APU Celebrates Brain Awareness Week
Azusa Pacific University participated in its first celebration of Brain Awareness Week (BAW) March 12–18, advancing public awareness of the brain and neuroscience research. Universities and organizations in more than 82 countries celebrate BAW, first recognized in 1996. APU hosted the first-ever Brain Awareness Fair at Center Middle School in Azusa, giving 250 seventh graders the chance to engage in hands-on activities teaching them about the brain. Some of the activities, developed in part by 28 APU senior neurobiology students, included viewing mice, sheep, and human brains; seeing and hearing the electrical signals of neurons in a live cockroach leg; using Fatal Vision Goggles to simulate the effects of alcohol and drugs on the brain’s use of sight, motor ability, and reaction time; and participating in an egg drop to illustrate the importance of helmet safety.
“By presenting science in a fun, interactive way, we hoped to inspire some of these middle school students to pursue science majors in college,” said Skyla Herod, Ph.D., assistant professor in APU’s Department of Biology and Chemistry and the Brain Awareness Week organizer. “I am really excited to be organizing activities for Brain Awareness Week for the first time at APU. Our university now joins other prestigious Southern California institutions in showcasing our students, collaborating with research efforts, and serving the community through educational outreach.”
APU also hosted a series of three lectures by noted neuroscientists: Robert Bilder, Ph.D., director of the Michael E. Tennenbaum Center for the Biology of Creativity and a professor of psychiatry and biobehavioral sciences at the David Geffen School of Medicine at UCLA; Pat Levitt, Ph.D., USC’s director of the Zilkha Neurogenetics Institute and chair of the Department of Cell and Neurobiology at the Keck School of Medicine; and Warren Brown, Ph.D., director of the Travis Research Institute and professor of psychology in the Department of Clinical Psychology at Fuller Theological Seminary.
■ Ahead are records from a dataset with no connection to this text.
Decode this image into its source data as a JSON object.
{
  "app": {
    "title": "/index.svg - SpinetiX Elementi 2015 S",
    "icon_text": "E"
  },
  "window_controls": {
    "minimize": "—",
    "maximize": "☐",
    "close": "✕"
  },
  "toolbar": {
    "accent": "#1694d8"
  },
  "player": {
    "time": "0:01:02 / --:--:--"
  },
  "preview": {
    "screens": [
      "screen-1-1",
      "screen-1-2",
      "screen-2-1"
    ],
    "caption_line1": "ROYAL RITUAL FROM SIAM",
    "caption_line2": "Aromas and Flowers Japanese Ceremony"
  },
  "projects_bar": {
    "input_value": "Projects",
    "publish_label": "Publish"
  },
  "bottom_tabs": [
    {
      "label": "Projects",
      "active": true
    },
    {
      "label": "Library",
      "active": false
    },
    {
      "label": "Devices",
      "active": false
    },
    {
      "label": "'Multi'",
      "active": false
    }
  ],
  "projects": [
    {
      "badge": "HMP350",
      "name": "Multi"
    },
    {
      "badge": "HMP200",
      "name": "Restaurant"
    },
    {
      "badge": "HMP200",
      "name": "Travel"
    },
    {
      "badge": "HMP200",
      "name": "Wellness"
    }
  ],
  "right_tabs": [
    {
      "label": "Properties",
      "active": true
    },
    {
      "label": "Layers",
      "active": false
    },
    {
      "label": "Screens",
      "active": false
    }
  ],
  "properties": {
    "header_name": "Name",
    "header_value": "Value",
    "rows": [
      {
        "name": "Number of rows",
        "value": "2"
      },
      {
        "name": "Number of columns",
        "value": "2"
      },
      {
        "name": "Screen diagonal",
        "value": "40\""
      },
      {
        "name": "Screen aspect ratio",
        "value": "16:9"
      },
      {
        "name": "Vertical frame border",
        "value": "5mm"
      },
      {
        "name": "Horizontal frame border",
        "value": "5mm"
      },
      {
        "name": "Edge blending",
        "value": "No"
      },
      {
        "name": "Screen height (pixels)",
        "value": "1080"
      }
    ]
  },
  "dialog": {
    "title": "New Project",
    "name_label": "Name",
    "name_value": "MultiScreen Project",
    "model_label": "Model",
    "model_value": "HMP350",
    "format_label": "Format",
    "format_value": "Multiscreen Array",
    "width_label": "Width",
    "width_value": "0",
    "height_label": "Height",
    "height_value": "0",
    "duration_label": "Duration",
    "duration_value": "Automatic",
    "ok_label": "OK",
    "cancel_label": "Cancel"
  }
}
Geared toward nonscientific audiences and including a question-and-answer session, lecture topics spanned the brain’s role in creativity, public policy development, and relationship to the human soul. Throughout BAW, booths on Cougar Walk were staffed by neurobiology students educating the Azusa Pacific community on current brain research.
“More and more schools participate in Brain Awareness Week. It’s exciting that APU now takes part in this significant event by helping to educate both the university community and the local community about the brain,” said David Weeks, Ph.D., dean of the College of Liberal Arts and Sciences. “We look forward to this becoming an annual event and a stepping stone toward courses and programs in neuroscience that are becoming increasingly popular among students and scholars.”